Jay Cost, a thoughtful political analyst who is gentle on no one–left, right, or center–has really hit the nail on the head in his recent blog post. He has called a spade a spade, suggesting that congressional Democrats are rushing toward an electoral cliff by abandoning their core principles and public opinion at the same time.
I have often wondered whether the individual mandate that is in the current Senate plan–that all Americans buy health insurance–is even constitutional: a super-requirement for citizenship. Some in Congress have tried to draw the parallel between required auto insurance and required health insurance. But driving and owning a car are elective activities, and living and breathing are not. Here’s what Cost says: “…the United States government will require citizens to contract with private corporations as a condition of citizenship–whether they want to or not. If they don’t, the feds will levy a tax on them, the revenues of which will ultimately find their way to the insurance companies.” That doesn’t sound like a Democratic ideal. Fascists in bed with insurance fat cats, maybe. But not Democrats, who used to be for the average joe.

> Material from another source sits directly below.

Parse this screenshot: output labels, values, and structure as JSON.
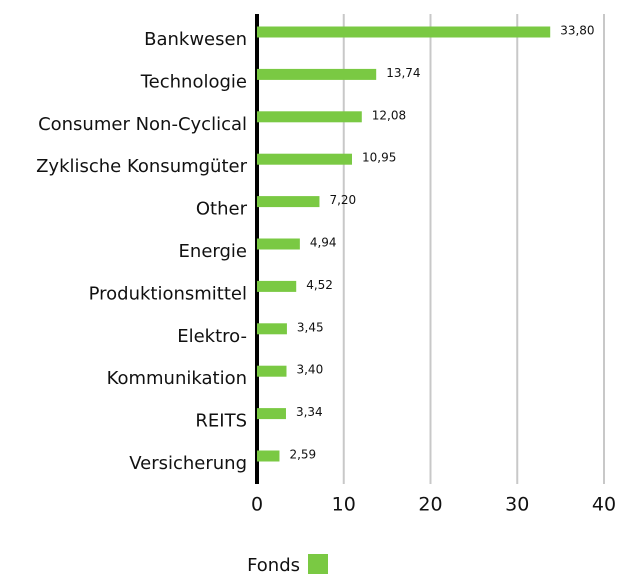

Reading all the news and analysis about the health care debate crawling through Congress, I have also wondered whether it would be a good idea for everyone to just quietly let the whole thing just drop and start over again with the right parameters: bipartisanship, broad public support, and smart, incremental changes in regulations that will actually make a positive impact on Americans. Or just walk away and forget about it altogether. After all, does the federal government really have to poke its nose into everything?
Cost also raises the warning flag on the electoral reckoning that is coming for tone-deaf Democrats next year: “When the people catch wind of the full scope of this bill, and they will, there will be hell to pay. The public has been known to vote against big business and big government. Somehow, this compromised bill manages to deliver both–big government and big business, joined together, with the little guy forced to participate…Democrats were bound to lose seats next year because it is a midterm and they’re in charge. They were bound to lose extra seats because it’s a recession. But if they pass this bill, God help them. The people sure as hell won’t.”
Thanks for the straight shooting, Jay.